Rhetorical Pressure and Moral Will

We are currently living in deficient democracies. For democratic rule depends on an informed public who have the ability to be heard in the public discussion.

In “Introduction to Rhetorical Theory” Hauser writes that public discussion forms public judgment, and the quality of this discussion “depends on the conditions under which it takes place.” (88) Hauser mentions some of the conditions necessary for a good public discourse: “right to participate”, “access to relevant information”, “access to relevant media of dissemination so that they [citizens] can share their point of view with others in the public”, and “right of free speech.” (90) Whenever any of these are lacking it undermines good public judgment and (by implication) poses a threat to democracy.

Except for freedom of speech, all the conditions mentioned above are controlled mainly by the media. Though a citizen may want to participate in the public discourse, he is not likely to be heard unless he is granted access to relevant media of dissemination, and the media organizations often have the privilege to decide which information is relevant for their audience and how that information is presented.

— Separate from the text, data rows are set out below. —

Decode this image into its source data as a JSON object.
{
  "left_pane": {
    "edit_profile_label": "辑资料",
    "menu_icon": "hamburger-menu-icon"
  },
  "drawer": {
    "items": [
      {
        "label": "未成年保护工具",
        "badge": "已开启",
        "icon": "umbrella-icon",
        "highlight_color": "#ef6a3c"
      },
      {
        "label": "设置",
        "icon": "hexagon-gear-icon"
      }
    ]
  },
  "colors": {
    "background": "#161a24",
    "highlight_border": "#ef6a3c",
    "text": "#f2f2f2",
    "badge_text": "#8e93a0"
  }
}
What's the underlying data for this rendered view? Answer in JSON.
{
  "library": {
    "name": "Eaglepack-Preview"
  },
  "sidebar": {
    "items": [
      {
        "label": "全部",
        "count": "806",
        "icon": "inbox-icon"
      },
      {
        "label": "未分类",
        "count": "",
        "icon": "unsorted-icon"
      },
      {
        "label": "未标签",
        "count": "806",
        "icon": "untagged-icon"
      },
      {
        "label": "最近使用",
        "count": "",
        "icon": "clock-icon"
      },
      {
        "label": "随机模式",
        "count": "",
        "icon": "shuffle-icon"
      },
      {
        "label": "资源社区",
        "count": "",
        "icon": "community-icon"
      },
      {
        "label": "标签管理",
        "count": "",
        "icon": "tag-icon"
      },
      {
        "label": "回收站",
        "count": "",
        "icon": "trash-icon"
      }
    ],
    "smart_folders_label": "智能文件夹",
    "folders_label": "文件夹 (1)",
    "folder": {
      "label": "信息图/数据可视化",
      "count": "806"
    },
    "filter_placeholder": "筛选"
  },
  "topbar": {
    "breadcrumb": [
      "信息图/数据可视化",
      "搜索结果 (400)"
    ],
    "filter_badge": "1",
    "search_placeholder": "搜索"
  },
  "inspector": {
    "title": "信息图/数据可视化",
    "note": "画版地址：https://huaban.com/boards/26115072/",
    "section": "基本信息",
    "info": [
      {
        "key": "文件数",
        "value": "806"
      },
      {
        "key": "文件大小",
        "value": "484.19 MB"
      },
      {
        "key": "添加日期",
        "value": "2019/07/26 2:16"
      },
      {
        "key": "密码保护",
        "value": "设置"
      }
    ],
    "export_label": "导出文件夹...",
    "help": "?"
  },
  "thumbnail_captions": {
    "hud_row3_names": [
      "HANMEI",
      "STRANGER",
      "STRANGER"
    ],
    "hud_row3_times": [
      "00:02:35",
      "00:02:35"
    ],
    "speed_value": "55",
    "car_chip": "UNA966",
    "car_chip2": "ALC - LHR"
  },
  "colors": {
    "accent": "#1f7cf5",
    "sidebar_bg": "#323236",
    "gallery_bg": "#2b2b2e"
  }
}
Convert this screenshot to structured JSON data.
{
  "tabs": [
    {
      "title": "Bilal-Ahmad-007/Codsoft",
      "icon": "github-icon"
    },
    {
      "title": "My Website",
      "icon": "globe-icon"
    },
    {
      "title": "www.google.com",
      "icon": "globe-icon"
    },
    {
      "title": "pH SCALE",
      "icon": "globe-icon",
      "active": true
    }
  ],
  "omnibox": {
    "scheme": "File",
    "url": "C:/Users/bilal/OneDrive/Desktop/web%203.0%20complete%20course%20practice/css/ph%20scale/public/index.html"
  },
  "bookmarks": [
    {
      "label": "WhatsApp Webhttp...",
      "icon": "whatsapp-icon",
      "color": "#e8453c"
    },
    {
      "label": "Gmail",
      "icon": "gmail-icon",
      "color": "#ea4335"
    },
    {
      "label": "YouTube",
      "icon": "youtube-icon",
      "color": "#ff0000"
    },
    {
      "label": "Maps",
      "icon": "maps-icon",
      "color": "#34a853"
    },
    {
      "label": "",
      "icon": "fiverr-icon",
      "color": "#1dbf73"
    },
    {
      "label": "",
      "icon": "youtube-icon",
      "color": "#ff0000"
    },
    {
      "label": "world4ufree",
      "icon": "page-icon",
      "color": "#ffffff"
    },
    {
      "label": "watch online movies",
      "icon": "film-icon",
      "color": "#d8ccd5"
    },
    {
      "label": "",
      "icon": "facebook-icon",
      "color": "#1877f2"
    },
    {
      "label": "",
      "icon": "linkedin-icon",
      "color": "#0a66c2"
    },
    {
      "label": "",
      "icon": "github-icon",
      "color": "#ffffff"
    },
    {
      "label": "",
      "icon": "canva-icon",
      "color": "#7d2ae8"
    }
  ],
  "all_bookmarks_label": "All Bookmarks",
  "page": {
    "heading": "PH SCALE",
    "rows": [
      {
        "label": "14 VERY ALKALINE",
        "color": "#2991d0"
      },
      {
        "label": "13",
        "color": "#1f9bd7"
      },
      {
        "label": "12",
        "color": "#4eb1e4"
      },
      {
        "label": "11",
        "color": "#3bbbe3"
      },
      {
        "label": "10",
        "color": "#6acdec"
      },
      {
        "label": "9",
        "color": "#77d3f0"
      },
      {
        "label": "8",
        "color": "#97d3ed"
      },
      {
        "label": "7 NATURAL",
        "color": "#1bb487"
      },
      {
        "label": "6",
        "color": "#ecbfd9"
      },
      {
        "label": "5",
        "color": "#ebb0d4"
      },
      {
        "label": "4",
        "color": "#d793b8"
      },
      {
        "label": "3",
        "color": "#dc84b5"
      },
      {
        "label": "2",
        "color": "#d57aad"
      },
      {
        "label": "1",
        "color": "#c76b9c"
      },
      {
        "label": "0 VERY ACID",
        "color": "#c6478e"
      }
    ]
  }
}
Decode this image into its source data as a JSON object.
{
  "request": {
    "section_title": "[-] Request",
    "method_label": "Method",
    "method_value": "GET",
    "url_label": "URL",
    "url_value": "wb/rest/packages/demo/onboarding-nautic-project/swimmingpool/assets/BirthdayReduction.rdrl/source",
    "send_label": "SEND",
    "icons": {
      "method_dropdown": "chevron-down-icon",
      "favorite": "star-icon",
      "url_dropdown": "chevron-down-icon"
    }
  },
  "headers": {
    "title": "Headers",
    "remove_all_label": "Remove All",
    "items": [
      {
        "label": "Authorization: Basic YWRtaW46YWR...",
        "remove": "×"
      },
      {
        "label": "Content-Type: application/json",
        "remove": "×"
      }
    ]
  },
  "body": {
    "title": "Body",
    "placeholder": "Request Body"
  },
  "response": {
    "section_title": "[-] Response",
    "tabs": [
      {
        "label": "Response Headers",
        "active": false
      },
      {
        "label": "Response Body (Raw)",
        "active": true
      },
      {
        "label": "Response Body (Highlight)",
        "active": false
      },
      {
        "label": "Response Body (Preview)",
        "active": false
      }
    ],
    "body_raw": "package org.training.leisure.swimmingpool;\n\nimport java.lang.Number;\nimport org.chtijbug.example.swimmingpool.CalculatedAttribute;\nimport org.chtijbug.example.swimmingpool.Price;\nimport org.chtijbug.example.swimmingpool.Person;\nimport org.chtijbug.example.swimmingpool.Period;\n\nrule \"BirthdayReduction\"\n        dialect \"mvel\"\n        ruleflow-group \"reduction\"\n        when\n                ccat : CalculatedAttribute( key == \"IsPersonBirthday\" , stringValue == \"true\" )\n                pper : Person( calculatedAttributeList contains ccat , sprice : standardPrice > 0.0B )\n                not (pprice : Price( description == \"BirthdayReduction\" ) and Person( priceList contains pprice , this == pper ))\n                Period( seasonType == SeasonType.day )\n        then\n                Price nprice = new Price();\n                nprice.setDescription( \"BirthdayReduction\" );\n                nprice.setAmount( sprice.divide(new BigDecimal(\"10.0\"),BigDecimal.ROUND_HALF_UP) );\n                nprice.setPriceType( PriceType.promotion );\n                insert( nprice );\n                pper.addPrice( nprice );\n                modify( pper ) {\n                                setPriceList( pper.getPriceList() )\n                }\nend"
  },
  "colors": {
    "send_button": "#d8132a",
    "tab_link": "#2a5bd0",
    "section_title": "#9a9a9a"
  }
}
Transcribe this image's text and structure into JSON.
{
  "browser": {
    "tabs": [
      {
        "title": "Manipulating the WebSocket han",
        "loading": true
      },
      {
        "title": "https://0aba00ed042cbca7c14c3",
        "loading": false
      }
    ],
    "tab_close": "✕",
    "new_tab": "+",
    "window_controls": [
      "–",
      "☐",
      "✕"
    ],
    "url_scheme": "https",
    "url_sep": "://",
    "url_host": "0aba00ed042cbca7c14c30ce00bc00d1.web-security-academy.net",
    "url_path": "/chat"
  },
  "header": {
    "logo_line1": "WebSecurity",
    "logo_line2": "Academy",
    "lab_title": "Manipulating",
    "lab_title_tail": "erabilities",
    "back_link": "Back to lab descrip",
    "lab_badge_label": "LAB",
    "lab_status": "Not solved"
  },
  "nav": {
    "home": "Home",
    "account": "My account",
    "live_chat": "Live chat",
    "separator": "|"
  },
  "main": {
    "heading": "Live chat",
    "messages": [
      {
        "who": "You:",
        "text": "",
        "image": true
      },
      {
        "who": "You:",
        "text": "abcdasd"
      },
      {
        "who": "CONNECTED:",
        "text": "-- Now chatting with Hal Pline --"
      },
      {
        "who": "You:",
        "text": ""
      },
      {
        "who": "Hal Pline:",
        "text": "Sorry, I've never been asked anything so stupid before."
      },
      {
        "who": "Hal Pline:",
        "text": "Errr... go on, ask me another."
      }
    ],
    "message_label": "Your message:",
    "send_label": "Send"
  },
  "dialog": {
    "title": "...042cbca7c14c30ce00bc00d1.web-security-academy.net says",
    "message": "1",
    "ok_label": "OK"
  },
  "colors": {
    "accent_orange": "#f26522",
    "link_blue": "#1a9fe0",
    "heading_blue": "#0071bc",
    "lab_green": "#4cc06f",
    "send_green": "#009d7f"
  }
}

Mass media is arguably one of the strongest “social forces” of modern society. There is a real danger that such forces could deceive a people to identify themselves with principles, parties and social movements that they ultimately do not have joint interests with. As Burke remarks in “Linguistic Approach to Problems in Education”, “In practice, democratic states move toward a condition of partial tyranny to the extent that the channels of expression are not equally available to all factions in important public issues. Thus we see democracy being threatened by the rise of the enormous ‘policy-making’ mass media that exert great rhetorical pressure upon their readers without at the same time teaching them how to discount such devices; and nothing less than very thorough training in the discounting of rhetorical persuasiveness can make a citizenry truly free.” (285)

Burke claims that a citizenry which has not been "thoroughly trained in the discounting of rhetorical devices" is in some ways enslaved. Clearly such a citizen will not be able to achieve enough autonomy from social forces to render him capable of reacting back on those forces effectively. Such training would contribute to restore the balance upset by the rise of ‘policy-making’ mass media and make citizens able to detect and hopefully avoid manipulation.

A stable democracy needs citizens who are able to distance themselves from these influences, question them to see what they are doing, and make a conscious decision to act with or react against those influences with intelligence and power. I believe that in order to become such a people we need to be learned in the intelligence of persuasion: rhetoric and rhetorical criticism.

As Professor Gary Layne Hatch writes, "those who understand the power of language to shape and respond to significant moments in time can gain some power over their circumstances and expand their individual freedom and influence. They become agents [no pun intended] - those who act - rather than those who are acted upon." Rhetorical criticism is how we can pause and negate some of the "bullets of influence" that fly at us all the time, and by using rhetoric we can fight back against those influences that are harmful. 
I believe we need to raise more awareness and help people be more educated about persuasion and democratic participation. Otherwise we may as well let a handful of powerful people rule us, since that is in effect the same experience we have as non-participating citizens. Hatch comments, "For many people, life is motion rather than action. Things happen to them that seem beyond their control. They are caught up in the flow of time and seem to be victims of circumstance."

Democracy is a gift that should be a cherished and living part of our societies. As Senator Smith says in "Mr. Smith Goes to Washington", "Liberty is too precious a thing to be buried in books."